Today was the last workday of the school year. After work, Jamie, Karina and I headed to Applebees for a celebratory drink and I was telling them a couple cool things that had happened today in which two grading dilemmas worked themselves out in amazing ways. Jamie was remarking on how my life just seemed to work out in such ways, and I should really play the lottery. This suggestion was reinforced when the total for my bill came to 7.77. The girls insisted I go buy a lottery ticket immediately.
I never play the lottery and I had no idea how to go about it and asked Jamie to go with me. We burst into the store, giddy as two girls who are officially out of school (even though we are teachers) and who have high expectations of winning the lottery. I remarked that I had just missed a call from my dad, to which Jamie replied, "Don't tell him you are gambling." Little did she know how accurate she was -- my father is staunchly opposed to playing the lottery, or even playing games at the fair because he considers it gambling. (I just consider it a donation to the tax base.) "Oh, yeah," I agreed with Jamie, hitting the button to play dad's voicemail.
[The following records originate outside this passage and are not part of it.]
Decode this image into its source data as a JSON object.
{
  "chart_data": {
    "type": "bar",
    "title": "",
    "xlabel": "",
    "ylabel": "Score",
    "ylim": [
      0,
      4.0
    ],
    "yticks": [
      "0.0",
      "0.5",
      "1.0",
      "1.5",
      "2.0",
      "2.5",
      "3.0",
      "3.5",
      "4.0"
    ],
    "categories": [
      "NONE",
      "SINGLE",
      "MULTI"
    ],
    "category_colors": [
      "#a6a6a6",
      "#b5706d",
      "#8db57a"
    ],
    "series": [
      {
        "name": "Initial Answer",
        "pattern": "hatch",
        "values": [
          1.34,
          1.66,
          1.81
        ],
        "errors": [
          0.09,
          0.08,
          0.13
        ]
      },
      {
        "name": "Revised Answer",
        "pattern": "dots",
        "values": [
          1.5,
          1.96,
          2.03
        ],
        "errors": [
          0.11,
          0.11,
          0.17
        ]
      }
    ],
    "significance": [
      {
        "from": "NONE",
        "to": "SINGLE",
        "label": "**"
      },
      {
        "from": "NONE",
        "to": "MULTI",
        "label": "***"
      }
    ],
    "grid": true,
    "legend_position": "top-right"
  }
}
Because my phone, for some ungodly reason, defaults voicemails to speaker phone, dad's voice suddenly blared out into the store, "Hey, sweetheart!" I hastily clicked off the speaker, and looked just in time to see a man chuckling with laughter. He had apparently been listening to us from the moment we walked in.
Anyway, Jamie helped me pick the ticket and told me I had to pick the numbers to keep the good "mojo." We have all three planned for years now that when one of us wins, we will retire the other two. Karina wants to open a bakery, Jamie wants to open a bar, and I want to be a writer, but I wouldn't mind owning a bookstore. One of our other colleagues recently speculated on how much money we could make by running a brothel which a good many students we know would willingly staff. With our four businesses combined, we could call it "Bakery, Books, Boobs and Beer." But one-stop shops tend to lack a specific ambience. And I would rather stay at home and write anyway.
So I told Jamie what a bad influence she was on me, bought my ticket, and returned to my truck to find the front driver window was down and won't come back up. I thought about this all the way home as the wind whipped my hair and roared annoyingly in my ears. Today was supposed to be about GOOD mojo. So why did my window break right when I bought a ticket? I brushed aside my misgivings and played the song Perfect Day by Hoku.
I probably won't win the lottery tomorrow, but today it was fun pretending I will. Either way, I have to get my window fixed. But if you think about it, it broke on my last day of work, so I have plenty of time to get it fixed. That's pretty lucky.